Capítulo XXXIV De un vacío en nuestros usos públicos

Mi difunto padre (que era hombre de juicio claro para no ayudarse sino de la experiencia natural) me habló hace tiempo de su deseo de ver establecido en las ciudades un lugar al cual pudieran acudir los que tuvieran necesidad de alguna cosa, y donde un empleado puesto al efecto registrase el asunto de que se tratara; por ejemplo, tal individuo quiere vender perlas, tal otro quiere comprar; tal persona desea compañía para ir a París; tal otra busca un servidor de ésta o de aquella condición; otro busca un amo; tal necesita un obrero; en fin, quiénes unas cosas, quiénes otras, cada cual según sus necesidades. Es probable que este medio de ponernos al corriente proporcionaría alguna ventaja al bienestar público, pues en toda ocasión hay cosas que se desean y por falta de comunicación se ven muchas gentes en la necesidad más extrema.
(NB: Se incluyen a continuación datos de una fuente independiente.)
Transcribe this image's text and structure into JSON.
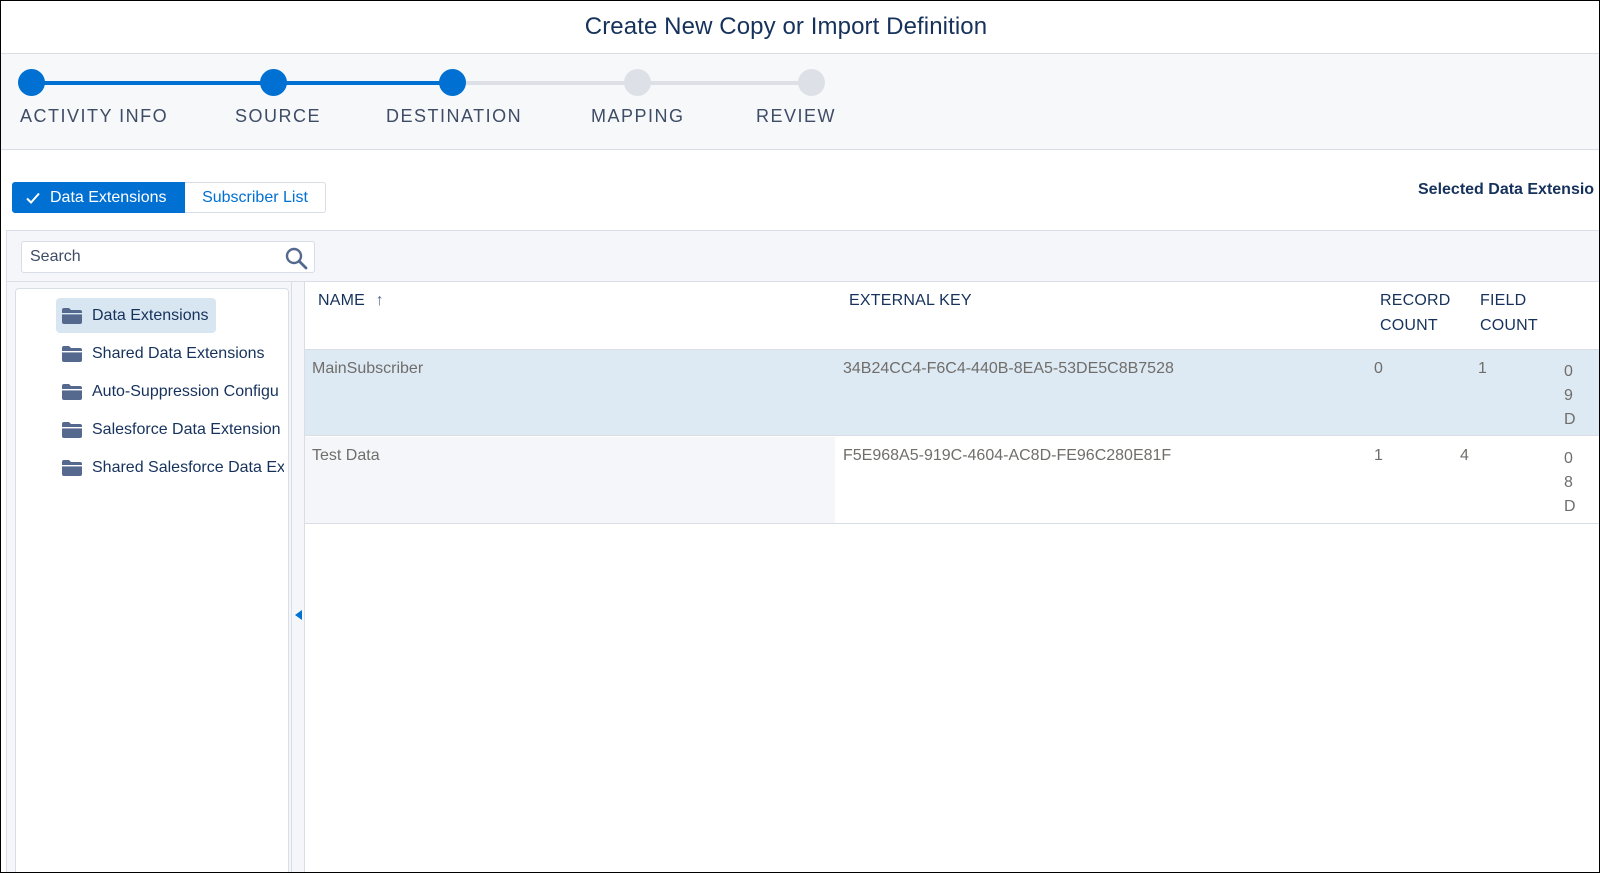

No puedo menos de recordar con vergüenza para nuestro siglo que a nuestra vista muchos excelentísimos personajes en ciencia por no tener que comer: Lilio Gregorio Giraldo, en Italia, Sebastián Castellón, en Alemania, y creo que existen miles de personas que los hubieran acomodado en condiciones muy ventajosas, o socorrido en las ciudades mismas donde se encontraban, de haber conocido su situación. El mundo no está tan universalmente corrompido; yo conozco alguien que desearía muy vivamente que los medios que los suyos le pusieron en las manos pudieran emplearse a tenor de los intereses de que goza, mientras a la fortuna plazca conservárselos, en poner al abrigo de la necesidad a los hombres singulares y notables en cualquier clase de saber y valer, a quienes la desdicha combate a veces hasta el último límite; esa persona les procuraría facilidades en las tenebreces de la vida, con las cuales, de ser razonables, se conformarían.

En el manejo de los asuntos de su casa, mi padre seguía un orden que yo ensalzo como merece, pero que no soy capaz de imitar. A más del registro de las cosas domésticas, donde se sientan las cuentas menudas, pagos, compras y en general todo aquello en que no precisa el concurso del notario, registro que está a cargo de un administrador, ordenaba a su secretario que tuviera un papel en el que se insertaban todos los acontecimientos dignos de alguna recordación, día por día; el cual formaba como las memorias para la historia de la casa, muy gratas de repasar cuando el tiempo comienza a borrar la huella de las cosas pasadas, y muy adecuado medio para saber en qué tiempo acontecieron. Consignábase la fecha en que tal trabajo se comenzó y la en que se acabó; quiénes fueron las personas que pasaron por su residencia, y cuánto tiempo se detuvieron; nuestros viajes, ausencias, matrimonios y defunciones; las noticias buenas y malas; el cambio de los principales servidores y otros sucesos análogos. Es ésta una costumbre antigua, que a mi entender debería refrescar cada cual en su chisconera. Yo reconozco la torpeza que cometí al dejar de practicarla.